1) Bortezomib sensitizes GBM-cells to TMZ-chemotherapy through depletion of MGMT that promotes resistance to TMZ-chemotherapy.
2) Bortezomib sensitizes the GBM-cells to NK-cell immunotherapy by increasing expression of stress-ligands (MICA/ULBPs) that are recognized by a killer-receptor on NK-cells.
3) Pretreatment of glioma-cells with 10-12.5 nM Bortezomib prior to TMZ-treatment or co-culture with NK-cells kill cancer-cells but not normal-human-astrocytes more efficiently compared to TMZ or NK-cell monotherapy.
Intracranial tumor implantations will be using to implant tumor-cells on mice brain. Minimal distress for the animals is expected due to surgery on brain. To overcome this we will utilize local/post-op analgesia. Gaseous-anesthesia during surgical procedures will reduce mortality. Humane endpoints include severe neurological sequelae and/or loss of ≥20% body-weight. Animals will be sacrificed by CO2 inhalation and decapitation, previously deemed satisfactory. Upon neurological-sequelae, tumors will be harvested and analyzed ex vivo by various cellular/molecular-methods that will be correlated with survival-outcomes.
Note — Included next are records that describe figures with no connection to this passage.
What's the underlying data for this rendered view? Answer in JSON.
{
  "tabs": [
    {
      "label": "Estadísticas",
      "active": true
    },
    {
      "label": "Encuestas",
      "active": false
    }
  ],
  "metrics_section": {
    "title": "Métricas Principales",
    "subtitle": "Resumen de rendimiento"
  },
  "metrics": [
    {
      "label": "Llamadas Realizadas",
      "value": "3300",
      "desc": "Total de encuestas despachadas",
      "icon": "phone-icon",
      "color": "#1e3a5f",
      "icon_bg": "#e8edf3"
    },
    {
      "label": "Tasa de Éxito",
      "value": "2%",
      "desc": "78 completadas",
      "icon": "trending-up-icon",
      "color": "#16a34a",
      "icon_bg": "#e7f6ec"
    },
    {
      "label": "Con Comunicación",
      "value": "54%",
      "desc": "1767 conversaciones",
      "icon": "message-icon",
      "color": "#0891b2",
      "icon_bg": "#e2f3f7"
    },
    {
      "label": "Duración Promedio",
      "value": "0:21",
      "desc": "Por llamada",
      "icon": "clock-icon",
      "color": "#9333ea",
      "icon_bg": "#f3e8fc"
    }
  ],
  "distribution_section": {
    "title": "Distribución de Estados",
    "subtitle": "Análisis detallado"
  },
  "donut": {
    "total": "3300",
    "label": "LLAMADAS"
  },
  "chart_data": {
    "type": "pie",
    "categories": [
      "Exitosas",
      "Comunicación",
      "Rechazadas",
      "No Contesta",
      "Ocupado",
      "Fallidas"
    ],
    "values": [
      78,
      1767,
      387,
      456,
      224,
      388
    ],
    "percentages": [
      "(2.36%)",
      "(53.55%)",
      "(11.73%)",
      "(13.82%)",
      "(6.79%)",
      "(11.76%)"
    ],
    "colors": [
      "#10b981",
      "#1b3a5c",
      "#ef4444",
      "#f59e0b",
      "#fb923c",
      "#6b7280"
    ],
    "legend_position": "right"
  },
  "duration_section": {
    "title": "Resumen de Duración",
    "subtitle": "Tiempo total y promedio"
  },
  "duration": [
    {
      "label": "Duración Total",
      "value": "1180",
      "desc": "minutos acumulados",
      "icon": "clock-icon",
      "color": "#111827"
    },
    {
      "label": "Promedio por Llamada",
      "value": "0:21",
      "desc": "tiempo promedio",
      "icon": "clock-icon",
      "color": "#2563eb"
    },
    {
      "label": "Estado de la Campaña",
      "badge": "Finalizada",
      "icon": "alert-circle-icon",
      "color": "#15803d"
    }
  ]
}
Replacement, reduction and improvement: In vivo validation is required to determine the translational-relevance which is replacing our in vitro studies. A holistic interrogation of how treatment effects are modified by the complex in vivo microenvironment of GBM characterized by cellular-heterogeneity, oxygenation/hypoxia, blood-flow and intracranial-pressure will be necessary. Thus the proposed in vivo study aims to confirm our encouraging in vitro findings and establish the modality for future patient-trials. A new treatment will make an effect on GBM prognosis to not only on an individual but also to the society. The proposed combination-treatment sensitizes GBM-cells to TMZ-treatment and reducing the IC50-dose of TMZ from 250 µM to 125 µM, which will reduce the side-effects of TMZ to the patient and treatment cost. We will utilize n=318 mice (Nod-SCID) for 5 different studies over 2 years-period. To minimize the number of animals we have used statistical power-analysis for sample size required to distinguish significant effects between treatment-groups. A neurosurgeon and laboratory-assistant with extensive experience will undertake the surgical procedures, ensuring rapid/safe and reproducible intracranial tumor implantations to minimize animal discomfort. We will utilize a stereotaxic-frame and aseptic-technique for accurate co-ordinates, reproducibility and limited infection. Treatment with drugs and/or immune-cells will commence after confirmed MRI visible tumor to ensure valid results/limit repeated experiments. Longitudinal non-invasive MRI will be used to monitor tumor-growth to ensure statistical robustness.